Так, русское законодательство определяет различие между законами и Высочайшими повелениями. Законом по русскому законодательству считаются те санкционированные Императором нормы, какое бы название они ни носили, которые подписаны им собственноручно[9]; напротив, Высочайшими повелениями закон считает словесные повеления государя, объявляемые местами и лицами, уполномоченными к тому представителем верховной власти[10]. Формальное различие между теми и другими состоит, следовательно, в том, что первые подписываются собственноручно государем, последние нет. Наше законодательство стремится, однако, провести различие между законами и Высочайшими повелениями и в материальном отношении: так, в ст. 66 осн. зак. мы читаем: "объявляемый указ не может иметь силы в делах: о лишении жизни, чести, или имущества; об установлении и уничтожении налогов, о сложении недоимок и казенных взысканий и об отпуске денежных сумм свыше тех, кои особыми постановлениями ограничены; о возведении в дворянство вне порядка для производства в чины установленного; о лишении дворянства; об определении в высшие должности и об увольнении от них, на основании учреждений".

Законы и Высочайшие повеления различаются и по степени их сравнительной силы или обязательности, что обнаруживается в случаях столкновения тех и других. "Если бы предписанием министра, сказано в ст. 77 осн. зак., содержащим в себе объявление Высочайшего повеления, отменялся закон или учреждение, за собственноручным Высочайшим подписанием изданные, тогда начальство, ему подчиненное, обязано, не чиня исполнения, представить о сем министру.

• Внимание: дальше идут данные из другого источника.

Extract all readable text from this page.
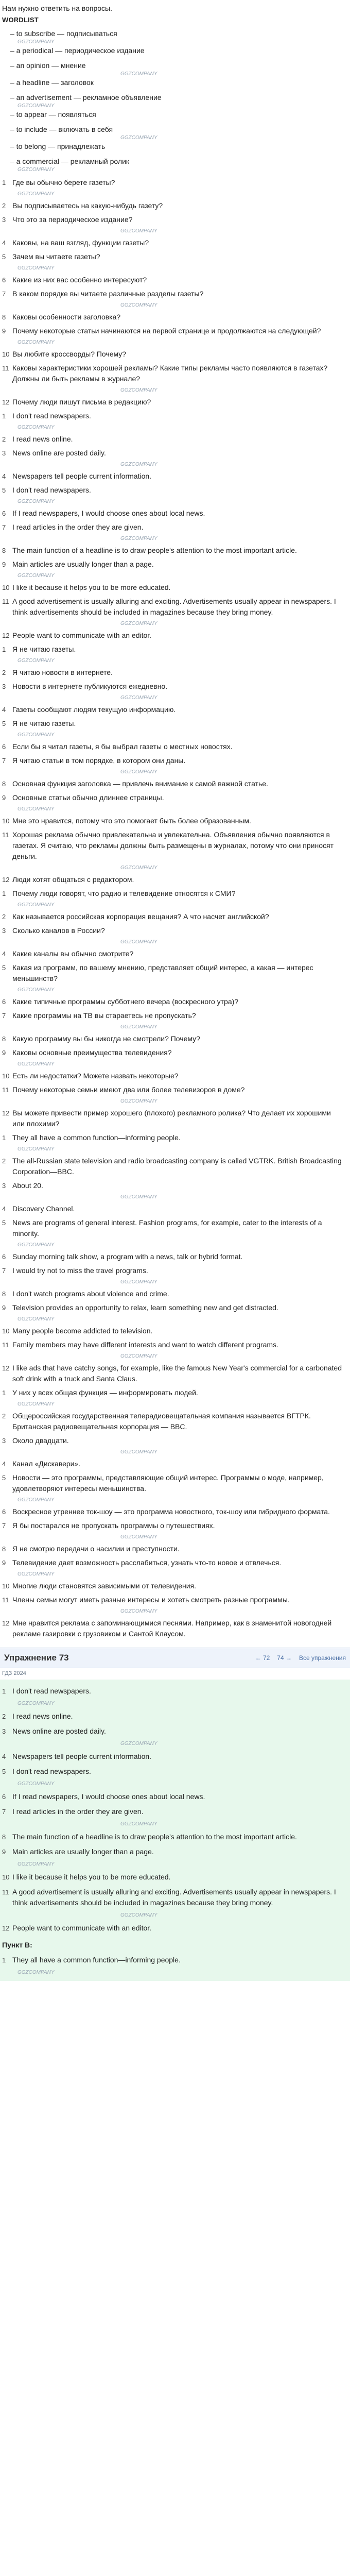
Нам нужно ответить на вопросы.

WORDLIST
– to subscribe — подписываться
GGZCOMPANY
– a periodical — периодическое издание
– an opinion — мнение
GGZCOMPANY
– a headline — заголовок
– an advertisement — рекламное объявление
GGZCOMPANY
– to appear — появляться
– to include — включать в себя
GGZCOMPANY
– to belong — принадлежать
– a commercial — рекламный ролик
GGZCOMPANY
1 Где вы обычно берете газеты?
GGZCOMPANY
2 Вы подписываетесь на какую-нибудь газету?
3 Что это за периодическое издание?
GGZCOMPANY
4 Каковы, на ваш взгляд, функции газеты?
5 Зачем вы читаете газеты?
GGZCOMPANY
6 Какие из них вас особенно интересуют?
7 В каком порядке вы читаете различные разделы газеты?
GGZCOMPANY
8 Каковы особенности заголовка?
9 Почему некоторые статьи начинаются на первой странице и продолжаются на следующей?
GGZCOMPANY
10 Вы любите кроссворды? Почему?
11 Каковы характеристики хорошей рекламы? Какие типы рекламы часто появляются в газетах? Должны ли быть рекламы в журнале?
GGZCOMPANY
12 Почему люди пишут письма в редакцию?
1 I don't read newspapers.
GGZCOMPANY
2 I read news online.
3 News online are posted daily.
GGZCOMPANY
4 Newspapers tell people current information.
5 I don't read newspapers.
GGZCOMPANY
6 If I read newspapers, I would choose ones about local news.
7 I read articles in the order they are given.
GGZCOMPANY
8 The main function of a headline is to draw people's attention to the most important article.
9 Main articles are usually longer than a page.
GGZCOMPANY
10 I like it because it helps you to be more educated.
11 A good advertisement is usually alluring and exciting. Advertisements usually appear in newspapers. I think advertisements should be included in magazines because they bring money.
GGZCOMPANY
12 People want to communicate with an editor.
1 Я не читаю газеты.
GGZCOMPANY
2 Я читаю новости в интернете.
3 Новости в интернете публикуются ежедневно.
GGZCOMPANY
4 Газеты сообщают людям текущую информацию.
5 Я не читаю газеты.
GGZCOMPANY
6 Если бы я читал газеты, я бы выбрал газеты о местных новостях.
7 Я читаю статьи в том порядке, в котором они даны.
GGZCOMPANY
8 Основная функция заголовка — привлечь внимание к самой важной статье.
9 Основные статьи обычно длиннее страницы.
GGZCOMPANY
10 Мне это нравится, потому что это помогает быть более образованным.
11 Хорошая реклама обычно привлекательна и увлекательна. Объявления обычно появляются в газетах. Я считаю, что рекламы должны быть размещены в журналах, потому что они приносят деньги.
GGZCOMPANY
12 Люди хотят общаться с редактором.
1 Почему люди говорят, что радио и телевидение относятся к СМИ?
GGZCOMPANY
2 Как называется российская корпорация вещания? А что насчет английской?
3 Сколько каналов в России?
GGZCOMPANY
4 Какие каналы вы обычно смотрите?
5 Какая из программ, по вашему мнению, представляет общий интерес, а какая — интерес меньшинств?
GGZCOMPANY
6 Какие типичные программы субботнего вечера (воскресного утра)?
7 Какие программы на ТВ вы стараетесь не пропускать?
GGZCOMPANY
8 Какую программу вы бы никогда не смотрели? Почему?
9 Каковы основные преимущества телевидения?
GGZCOMPANY
10 Есть ли недостатки? Можете назвать некоторые?
11 Почему некоторые семьи имеют два или более телевизоров в доме?
GGZCOMPANY
12 Вы можете привести пример хорошего (плохого) рекламного ролика? Что делает их хорошими или плохими?
1 They all have a common function—informing people.
GGZCOMPANY
2 The all-Russian state television and radio broadcasting company is called VGTRK. British Broadcasting Corporation—BBC.
3 About 20.
GGZCOMPANY
4 Discovery Channel.
5 News are programs of general interest. Fashion programs, for example, cater to the interests of a minority.
GGZCOMPANY
6 Sunday morning talk show, a program with a news, talk or hybrid format.
7 I would try not to miss the travel programs.
GGZCOMPANY
8 I don't watch programs about violence and crime.
9 Television provides an opportunity to relax, learn something new and get distracted.
GGZCOMPANY
10 Many people become addicted to television.
11 Family members may have different interests and want to watch different programs.
GGZCOMPANY
12 I like ads that have catchy songs, for example, like the famous New Year's commercial for a carbonated soft drink with a truck and Santa Claus.
1 У них у всех общая функция — информировать людей.
GGZCOMPANY
2 Общероссийская государственная телерадиовещательная компания называется ВГТРК. Британская радиовещательная корпорация — BBC.
3 Около двадцати.
GGZCOMPANY
4 Канал «Дискавери».
5 Новости — это программы, представляющие общий интерес. Программы о моде, например, удовлетворяют интересы меньшинства.
GGZCOMPANY
6 Воскресное утреннее ток-шоу — это программа новостного, ток-шоу или гибридного формата.
7 Я бы постарался не пропускать программы о путешествиях.
GGZCOMPANY
8 Я не смотрю передачи о насилии и преступности.
9 Телевидение дает возможность расслабиться, узнать что-то новое и отвлечься.
GGZCOMPANY
10 Многие люди становятся зависимыми от телевидения.
11 Члены семьи могут иметь разные интересы и хотеть смотреть разные программы.
GGZCOMPANY
12 Мне нравится реклама с запоминающимися песнями. Например, как в знаменитой новогодней рекламе газировки с грузовиком и Сантой Клаусом.
Упражнение 73	← 72 74 → Все упражнения
ГДЗ 2024
1 I don't read newspapers.
GGZCOMPANY
2 I read news online.
3 News online are posted daily.
GGZCOMPANY
4 Newspapers tell people current information.
5 I don't read newspapers.
GGZCOMPANY
6 If I read newspapers, I would choose ones about local news.
7 I read articles in the order they are given.
GGZCOMPANY
8 The main function of a headline is to draw people's attention to the most important article.
9 Main articles are usually longer than a page.
GGZCOMPANY
10 I like it because it helps you to be more educated.
11 A good advertisement is usually alluring and exciting. Advertisements usually appear in newspapers. I think advertisements should be included in magazines because they bring money.
GGZCOMPANY
12 People want to communicate with an editor.
Пункт B:
1 They all have a common function—informing people.
GGZCOMPANY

Если же и засим представлением предписание будет подтверждено в той же силе, то начальство обязано случай сей представить Правительствующему Сенату на окончательное разрешение". Эта статья основана, в свою очередь, на ст. 73, в которой между прочим сказано, что указ, изданный за собственноручным Высочайшим подписанием, не иначе отменен быть может, как таковым же указом, за собственноручным Высочайшим подписанием. Таким образом, по прямому смыслу закона, Высочайшее повеление уступает в силе закону, и если окончательное решение в случаях коллизии законов и Высочайших повелений принадлежит сенату, то решение это несомненно состоит лишь в определении - существует ли между теми и другими противоречие, или нет.

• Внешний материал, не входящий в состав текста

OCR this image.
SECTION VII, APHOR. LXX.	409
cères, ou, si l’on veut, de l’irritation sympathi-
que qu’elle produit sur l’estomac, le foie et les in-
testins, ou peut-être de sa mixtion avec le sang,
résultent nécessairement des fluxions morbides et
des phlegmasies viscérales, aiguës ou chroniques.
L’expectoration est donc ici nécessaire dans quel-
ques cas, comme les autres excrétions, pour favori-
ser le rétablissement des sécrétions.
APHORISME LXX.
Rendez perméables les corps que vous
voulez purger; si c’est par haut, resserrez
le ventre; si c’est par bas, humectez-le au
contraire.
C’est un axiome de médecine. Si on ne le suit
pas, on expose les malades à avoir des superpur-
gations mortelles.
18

Если противоречия сенатом найдено не будет, то и объявленный указ должен будет подлежать исполнению; если же найдено будет, что указ этот отменяет закон, собственноручно подписанный Императором, то по смыслу ст. 77 осн. зак. он не должен быть исполняем. В этом последнем случае сенату дозволяется сделать представление Императору[11]. Ст. же 202 учр. прав. сената изд. 1892 г. говорит, что когда по таковому представлению перемены не последует, то указ остается в своей силе. Сопоставляя все вышеприведенные статьи нашего закона, мы должны прийти к выводу, что попытка законодателя разграничить закон и Высочайшее повеление представляется безуспешной, что всего яснее доказывается ст. 202 учрежд. прав. сената.

Нужно кроме того, заметить, что наше законодательство и не присваивает Высочайшим повелениям названия распоряжений, но ставит их особо между законами и распоряжениями, при чем ближе к первым, нежели к последним.

Если трудно провести резкую грань между законами и распоряжениями главы государства в государствах абсолютных, то нельзя сказать, чтобы это было легко и для государств конституционных, по крайней мере в отношении материальной стороны законов и распоряжений главы государства; в формальном же отношении те и другие, как мы видели, различаются легко.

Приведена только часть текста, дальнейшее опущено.